There are implementations of RF that are optimized for the right hardware as well, for example see https://github.com/rapidsai/cuml

4 Likes

Regarding Kaggle: I’m trying to use fastai2 on TPUs (PyTorch version for TPUs came out March 25) as part of Kaggle’s “Flower Classification with TPUs” in case any one wants to join me https://www.kaggle.com/c/flower-classification-with-tpus/overview

Jeremy, I heard that you won every Kaggle competition for 5 years straight. Is this true? Do you have any favorite stories of Kaggle competitions you were involved in?

1 Like

fastai2 won’t work directly with TPUs at this point (even with the PyTorch TPU library). There is ongoing development for this though.

1 Like

You’ll find a few answers here: https://youtu.be/205j37G1cxw :tea:

6 Likes

Here is Fastai’s competition using GPUs:
https://forums.fast.ai/t/fastgarden-a-new-imagenette-like-competition-just-for-fun/65909

2 Likes

It seems this algorithm is only for categorical variables, correct?

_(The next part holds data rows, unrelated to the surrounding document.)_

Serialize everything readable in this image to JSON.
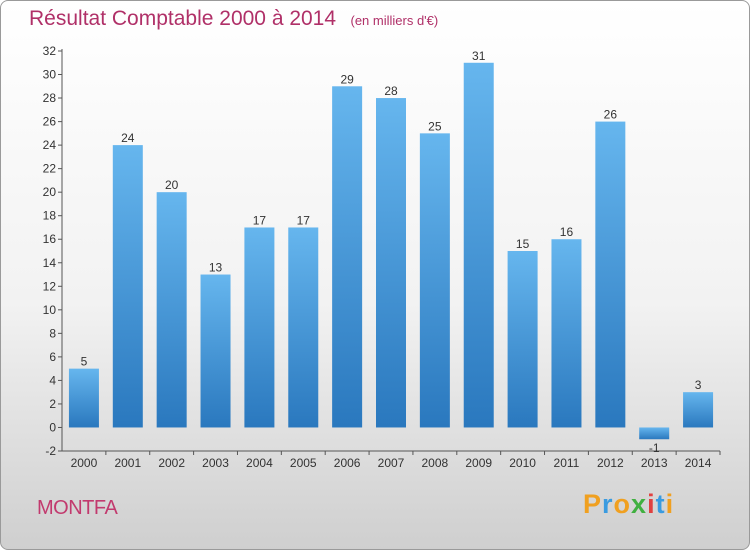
{
  "title": "Résultat Comptable 2000 à 2014",
  "subtitle": "(en milliers d'€)",
  "commune": "MONTFA",
  "logo": {
    "text": "Proxiti",
    "letters": [
      "P",
      "r",
      "o",
      "x",
      "i",
      "t",
      "i"
    ],
    "colors": [
      "#f0a020",
      "#3a9be0",
      "#f0a020",
      "#40b040",
      "#e04040",
      "#3a9be0",
      "#f0a020"
    ]
  },
  "colors": {
    "bar": "#3a8fd8",
    "title": "#b03068",
    "axis": "#555555"
  },
  "chart_data": {
    "type": "bar",
    "title": "Résultat Comptable 2000 à 2014",
    "subtitle": "(en milliers d'€)",
    "categories": [
      "2000",
      "2001",
      "2002",
      "2003",
      "2004",
      "2005",
      "2006",
      "2007",
      "2008",
      "2009",
      "2010",
      "2011",
      "2012",
      "2013",
      "2014"
    ],
    "values": [
      5,
      24,
      20,
      13,
      17,
      17,
      29,
      28,
      25,
      31,
      15,
      16,
      26,
      -1,
      3
    ],
    "yticks": [
      -2,
      0,
      2,
      4,
      6,
      8,
      10,
      12,
      14,
      16,
      18,
      20,
      22,
      24,
      26,
      28,
      30,
      32
    ],
    "ylim": [
      -2,
      32
    ],
    "grid": false,
    "legend": "none"
  }
}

If I understand correctly, decision trees also work with continuous (numeric) variables too. Is this true? If so, how does that work?

1 Like

If we are splitting only on categorical variables, then what do we do with the continuous variables?

2 Likes

We are just talking about the cleaning for now.

We split on some values: less than something or greater than something.

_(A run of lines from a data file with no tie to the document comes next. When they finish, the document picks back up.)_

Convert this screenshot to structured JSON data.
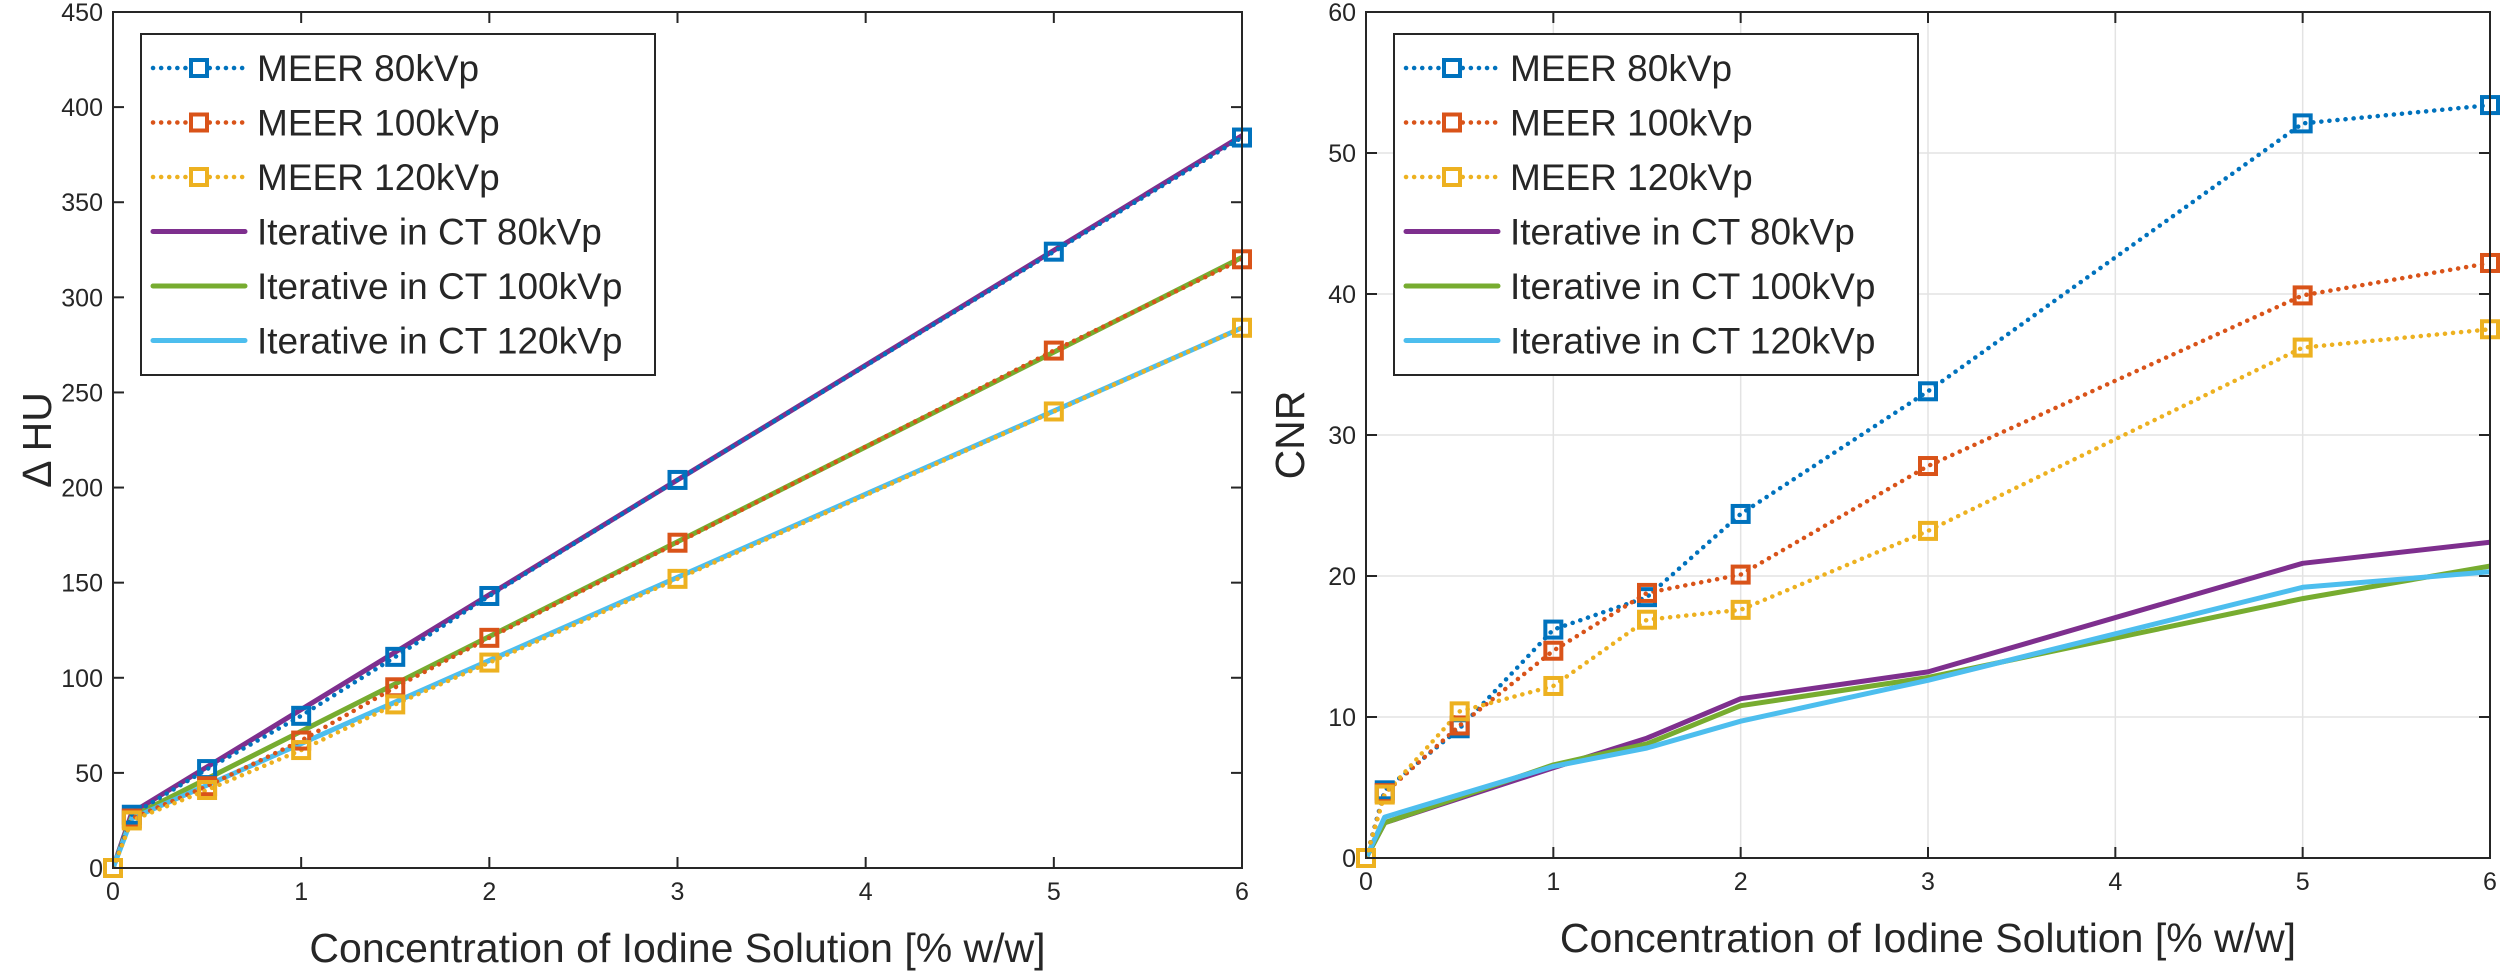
{
  "chart_data": [
    {
      "type": "line",
      "xlabel": "Concentration of Iodine Solution [% w/w]",
      "ylabel": "Δ HU",
      "xlim": [
        0,
        6
      ],
      "ylim": [
        0,
        450
      ],
      "xticks": [
        "0",
        "1",
        "2",
        "3",
        "4",
        "5",
        "6"
      ],
      "yticks": [
        "0",
        "50",
        "100",
        "150",
        "200",
        "250",
        "300",
        "350",
        "400",
        "450"
      ],
      "grid": false,
      "legend_position": "top-left",
      "series": [
        {
          "name": "MEER 80kVp",
          "style": "dotted-square",
          "color": "#0072BD",
          "x": [
            0,
            0.1,
            0.5,
            1,
            1.5,
            2,
            3,
            5,
            6
          ],
          "y": [
            0,
            28,
            52,
            80,
            111,
            143,
            204,
            324,
            384
          ]
        },
        {
          "name": "MEER 100kVp",
          "style": "dotted-square",
          "color": "#D95319",
          "x": [
            0,
            0.1,
            0.5,
            1,
            1.5,
            2,
            3,
            5,
            6
          ],
          "y": [
            0,
            26,
            43,
            67,
            95,
            121,
            171,
            272,
            320
          ]
        },
        {
          "name": "MEER 120kVp",
          "style": "dotted-square",
          "color": "#EDB120",
          "x": [
            0,
            0.1,
            0.5,
            1,
            1.5,
            2,
            3,
            5,
            6
          ],
          "y": [
            0,
            25,
            41,
            62,
            86,
            108,
            152,
            240,
            284
          ]
        },
        {
          "name": "Iterative in CT 80kVp",
          "style": "solid",
          "color": "#7E2F8E",
          "x": [
            0,
            0.1,
            6
          ],
          "y": [
            0,
            29,
            385
          ]
        },
        {
          "name": "Iterative in CT 100kVp",
          "style": "solid",
          "color": "#77AC30",
          "x": [
            0,
            0.1,
            6
          ],
          "y": [
            0,
            27,
            321
          ]
        },
        {
          "name": "Iterative in CT 120kVp",
          "style": "solid",
          "color": "#4DBEEE",
          "x": [
            0,
            0.1,
            6
          ],
          "y": [
            0,
            26,
            284
          ]
        }
      ]
    },
    {
      "type": "line",
      "xlabel": "Concentration of Iodine Solution [% w/w]",
      "ylabel": "CNR",
      "xlim": [
        0,
        6
      ],
      "ylim": [
        0,
        60
      ],
      "xticks": [
        "0",
        "1",
        "2",
        "3",
        "4",
        "5",
        "6"
      ],
      "yticks": [
        "0",
        "10",
        "20",
        "30",
        "40",
        "50",
        "60"
      ],
      "grid": true,
      "legend_position": "top-left",
      "series": [
        {
          "name": "MEER 80kVp",
          "style": "dotted-square",
          "color": "#0072BD",
          "x": [
            0,
            0.1,
            0.5,
            1,
            1.5,
            2,
            3,
            5,
            6
          ],
          "y": [
            0,
            4.8,
            9.2,
            16.2,
            18.5,
            24.4,
            33.1,
            52.1,
            53.4
          ]
        },
        {
          "name": "MEER 100kVp",
          "style": "dotted-square",
          "color": "#D95319",
          "x": [
            0,
            0.1,
            0.5,
            1,
            1.5,
            2,
            3,
            5,
            6
          ],
          "y": [
            0,
            4.6,
            9.4,
            14.7,
            18.8,
            20.1,
            27.8,
            39.9,
            42.2
          ]
        },
        {
          "name": "MEER 120kVp",
          "style": "dotted-square",
          "color": "#EDB120",
          "x": [
            0,
            0.1,
            0.5,
            1,
            1.5,
            2,
            3,
            5,
            6
          ],
          "y": [
            0,
            4.5,
            10.4,
            12.2,
            16.9,
            17.6,
            23.2,
            36.2,
            37.5
          ]
        },
        {
          "name": "Iterative in CT 80kVp",
          "style": "solid",
          "color": "#7E2F8E",
          "x": [
            0,
            0.1,
            1,
            1.5,
            2,
            3,
            5,
            6
          ],
          "y": [
            0,
            2.5,
            6.4,
            8.5,
            11.3,
            13.2,
            20.9,
            22.4
          ]
        },
        {
          "name": "Iterative in CT 100kVp",
          "style": "solid",
          "color": "#77AC30",
          "x": [
            0,
            0.1,
            1,
            1.5,
            2,
            3,
            5,
            6
          ],
          "y": [
            0,
            2.5,
            6.6,
            8.1,
            10.8,
            12.8,
            18.4,
            20.7
          ]
        },
        {
          "name": "Iterative in CT 120kVp",
          "style": "solid",
          "color": "#4DBEEE",
          "x": [
            0,
            0.1,
            1,
            1.5,
            2,
            3,
            5,
            6
          ],
          "y": [
            0,
            2.9,
            6.5,
            7.8,
            9.7,
            12.6,
            19.2,
            20.3
          ]
        }
      ]
    }
  ]
}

Oh I was referring to the section describing “The basic steps to train a decision tree can be written down very easily:”

Did I miss something?

Oh sorry, see my other answer above.

1 Like

Does fastai use any default data augmentation or create synthetic data for tabular datasets?
Doe such techniques exist?

1 Like

I don’t know if such a technique exists, and there is nothing in fastai for this. Such a thing is probably domain-dependent.

1 Like

@ilovescience I’m giving it a try and seeing what happens. If it doesn’t work, I’l either join the GPU competition or try to get the best of both worlds, i.e., data augmentation with fastai2 and learning with tf

Ok feel free to do so. I have worked on this for a couple months though (first with fastai and now with fastai2) so I know it’s not trivial. Just fair warning :slight_smile:
I would love to see how it goes for you though, and please do share your progress! :slight_smile:

2 Likes

I believe the split is checked for every value in the range of that continuous variable and looks for the best value for the split based on the metric used. Generally in DT’s they look to maximize the information gain or reduce the entropy.

1 Like

@jeremy, do you have any thoughts on what data augmentation for tabular might look like?

7 Likes

This leads me to a follow-up question. Is there like a “resolution” for how this split value would be adjusted during training? Like adjusting the split from 0.1 to 0.15 vs 0.1 to 0.11?

Does fastai distinguish between ordered (example: “low”, “medium”, “high”) and unordered categorical variables (“red”, “green”, “blue”)?

4 Likes